As an inseparable part of the Alexandrian heritage that was about to fade, the restoration of the Eliyahu Hanavi Synagogue, known as the Jewish Temple, took place. For years, the building was facing the danger of total collapse, without any interference from officials, a fact that is about to change after the Ministry of Antiquities allocated EGP 40m for its renovation process.

Abandoned in the middle of Alexandria’s historical El-Naby Daniel Street, the timeworn, racked building is the second biggest synagogue in the world and the first in the Middle East.

Earlier this year, the ceiling of the synagogue collapsed, causing its closure until it is fully restored.

The restoration process will include the construction of the temple as well as the architectural design, according to a statement by El-Sa’eed Helmy, head of the Islamic and Coptic Relics department at the Ministry of Antiquities, to one of the privately owned newspapers in Egypt.

The ministry will start the restoration process once it is approved by the ministry’s board of directors in the upcoming general meeting.
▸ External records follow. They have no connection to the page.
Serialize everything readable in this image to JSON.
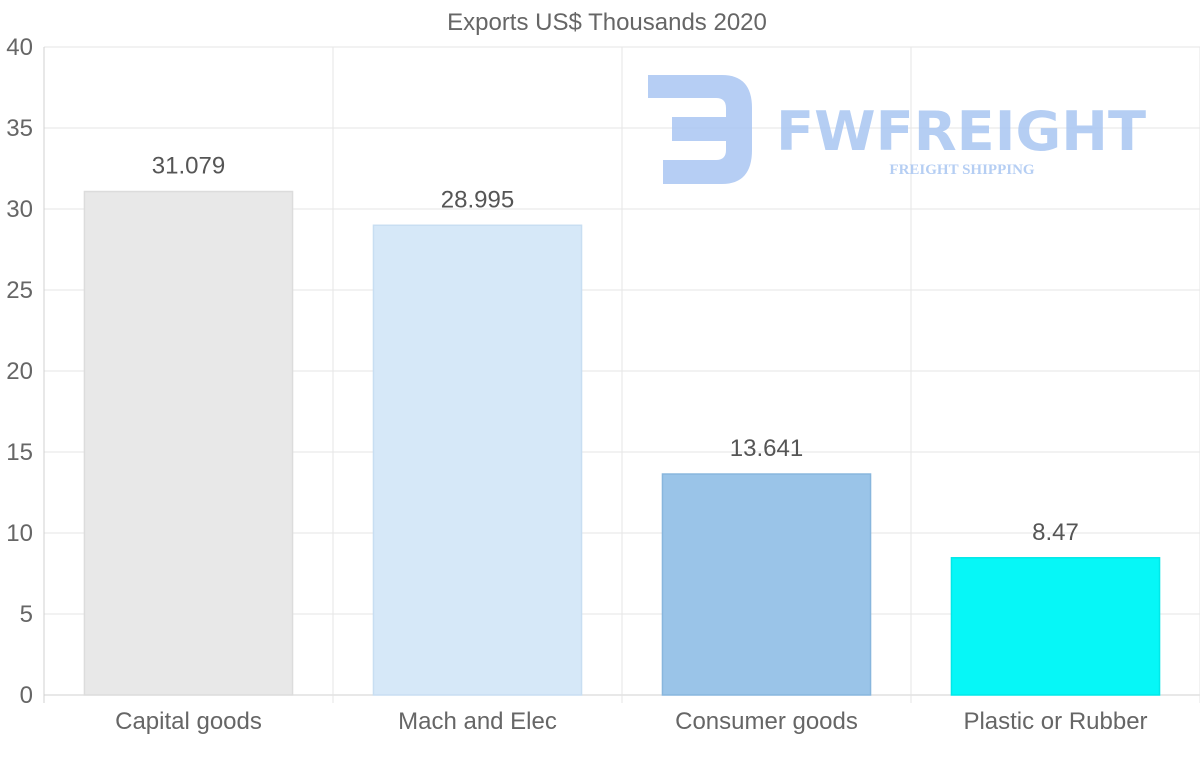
{
  "chart_data": {
    "type": "bar",
    "title": "Exports US$ Thousands 2020",
    "categories": [
      "Capital goods",
      "Mach and Elec",
      "Consumer goods",
      "Plastic or Rubber"
    ],
    "values": [
      31.079,
      28.995,
      13.641,
      8.47
    ],
    "value_labels": [
      "31.079",
      "28.995",
      "13.641",
      "8.47"
    ],
    "colors": [
      "#e8e8e8",
      "#d6e8f8",
      "#9ac4e8",
      "#06f7f7"
    ],
    "border_colors": [
      "#dcdcdc",
      "#c8def2",
      "#88b6dd",
      "#00e8e8"
    ],
    "ylim": [
      0,
      40
    ],
    "yticks": [
      0,
      5,
      10,
      15,
      20,
      25,
      30,
      35,
      40
    ],
    "xlabel": "",
    "ylabel": "",
    "grid": true,
    "legend": "none"
  },
  "watermark": {
    "brand": "FWFREIGHT",
    "tagline": "FREIGHT SHIPPING",
    "color": "#a9c6f2"
  }
}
However, according to El-Sa’eed, Article 30 of laws no.117, 3, and 61 state that the Jewish community in Egypt should be the financing body for renovating the temple, as they are the advantaged body.

The synagogue was built in 1354 and was the subject of bombardment by French forces in 1798. It was restored in the 1850s by the then-ruling Egyptian royal family.

According to state-owned media portal Al-Ahram, the Ministry of Antiquities previously refused Israeli funding to restore the temple. In 2016, Israeli Minister David Govrin had offered funding for the restoration of the temple, yet he was met with instant refusal.

El-Sa’eed explained that “Egypt has a clear direct stand from Israel, and it doesn’t accept any money from it,” according to Al-Ahram.

“The temple is located on Egyptian lands, and we would never accept Israeli money to renovate our heritage,” he added.

The ancient building’s mirror front is full of cracks, and the walls are in a “severe deterioration phase”, as Waad Allah Abu El-Alaa’, a project engineer at the ministry described.

“The building’s glass is very rare, so in order to reproduce a similar type of the glass that there was in 1910, it costs us a lot of money,” he added.